According to ancient manuscripts, pistachio trees were grown by king Nebuchadnezzar in the Hanging Gardens of Babylon – one of the seven wonders of the Ancient world. Legend has it that they were one of the favorite treats of the Queen of Sheba. The Romans imported pistachios to Europe from Asia around the first century AD. Emperor Vitellius presented this delicious nut in his capital city. Together with the almonds, they are one of the two nuts mentioned in Scripture. According to a legend, the pistachio was one of the foods, which Adam brought to Earth.

Since Biblical times the ground pistachio has been added to puddings, conserved fruit or creams and different sauces for main courses all around the globe.

There is a wonderful superstition from the Middle East and China: the lovers, who meet under the pistachio tree on a moonlit night and hear the nut snapping open in its legendary smile –  will be luckily in love.
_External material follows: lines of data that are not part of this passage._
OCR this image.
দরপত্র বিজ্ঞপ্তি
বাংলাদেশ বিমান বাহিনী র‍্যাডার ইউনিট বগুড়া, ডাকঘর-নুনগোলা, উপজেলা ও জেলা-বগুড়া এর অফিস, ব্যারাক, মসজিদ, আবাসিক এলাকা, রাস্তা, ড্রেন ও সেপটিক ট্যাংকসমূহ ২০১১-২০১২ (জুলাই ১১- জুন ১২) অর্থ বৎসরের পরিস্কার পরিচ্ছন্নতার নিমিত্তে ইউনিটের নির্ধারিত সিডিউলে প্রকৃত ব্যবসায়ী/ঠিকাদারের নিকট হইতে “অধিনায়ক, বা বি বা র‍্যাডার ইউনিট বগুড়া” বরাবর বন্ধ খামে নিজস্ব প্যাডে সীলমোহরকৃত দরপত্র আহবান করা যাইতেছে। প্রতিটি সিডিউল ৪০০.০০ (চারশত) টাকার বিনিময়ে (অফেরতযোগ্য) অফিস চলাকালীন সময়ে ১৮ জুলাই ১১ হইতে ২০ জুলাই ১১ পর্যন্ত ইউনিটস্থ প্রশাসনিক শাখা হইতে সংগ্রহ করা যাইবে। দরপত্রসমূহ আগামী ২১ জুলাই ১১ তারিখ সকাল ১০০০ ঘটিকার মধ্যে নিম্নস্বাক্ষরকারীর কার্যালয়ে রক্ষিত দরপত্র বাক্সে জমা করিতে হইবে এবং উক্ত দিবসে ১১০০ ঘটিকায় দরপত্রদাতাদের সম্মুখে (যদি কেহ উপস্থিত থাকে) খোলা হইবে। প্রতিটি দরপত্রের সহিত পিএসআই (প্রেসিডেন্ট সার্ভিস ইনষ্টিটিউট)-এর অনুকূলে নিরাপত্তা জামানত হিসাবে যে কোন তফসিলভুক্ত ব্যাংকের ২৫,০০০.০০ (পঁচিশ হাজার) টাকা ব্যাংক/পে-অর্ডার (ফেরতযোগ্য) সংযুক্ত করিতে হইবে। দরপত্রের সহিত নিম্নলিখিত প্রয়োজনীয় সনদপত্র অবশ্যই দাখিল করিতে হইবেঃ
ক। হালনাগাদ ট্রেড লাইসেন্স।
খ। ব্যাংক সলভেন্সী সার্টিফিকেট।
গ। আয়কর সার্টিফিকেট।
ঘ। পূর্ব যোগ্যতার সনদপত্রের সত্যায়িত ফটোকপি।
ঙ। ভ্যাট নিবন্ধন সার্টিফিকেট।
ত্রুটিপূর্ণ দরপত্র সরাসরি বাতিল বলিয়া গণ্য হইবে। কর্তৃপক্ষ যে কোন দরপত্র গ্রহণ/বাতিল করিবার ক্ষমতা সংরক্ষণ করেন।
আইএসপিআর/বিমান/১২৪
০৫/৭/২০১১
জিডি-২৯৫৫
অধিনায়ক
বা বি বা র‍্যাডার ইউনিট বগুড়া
The homeland of the hazelnut tree is Minor Asia. People started gathering hazelnuts in the Neolithic. In the Antiquity, people believed that they prevent thunderbolts, incantation, and help avoid mean powers, snakes, mice etc.

The history of the hazelnuts dates from those most ancient times, mentioned by historians. They were most often present in the diet of the Romans. At that time, people believed they come from Damask and Syria, where they grew in the wild. Archaeological excavations in China reveal stoned hazelnuts from 5000 years ago. One of the most interesting discoveries has been recently made around Scotland, where they found proof that hazelnuts have been processed more than 9000 years ago. In the ancient medicine, hazelnuts are used for stirring of healing concoctions for different maladies.


Peanuts have been consumed by people since ancient times, but what happened to them recently made them global. Archaeologists have found proof that peanuts originate from what’s today Paraguay and then the culture spread to Peru and to Northern South America. Europeans run into it in the Age of Explorations and introduced the peanut to Africa. The traders of slaves brought the peanuts in the USA in the 18th century, raising them especially for cattle food or as a replacement of cocoa, or for the butter. John Harvey Kellogg   invented the peanut butter since he happened to be a vegetarian, looking for an alternative to cow’s butter. Right after he discovered it the American Vegetarian Society started producing the peanut butter in fabulous quantities. Within five years it became successful in the entire USA. The business expands dramatically in the 1920s and becomes a major food item for children in the 1930s.

Nowadays Americans wonder, does life even exist without peanut butter? 85% of the families in America have at least one jar of peanut butter in their fridge. It is crunchy or smooth, and it can be added to absolutely anything.


For centuries chestnuts have been a basic part of the diet of Europe and the Middle East. People used them in medicine: it was believed that they protect against rabies and dysentery. But its main function has always been food, especially for cold areas. The Sweet, also called “European” chestnut is native to Western Asia. Cooks used to grind the starchy nut to flour and mixed it with wheat flour from which they made bread in medieval Europe especially in times of famine. The chestnuts were considered nutritious, but hard to digest, causing wind or constipation.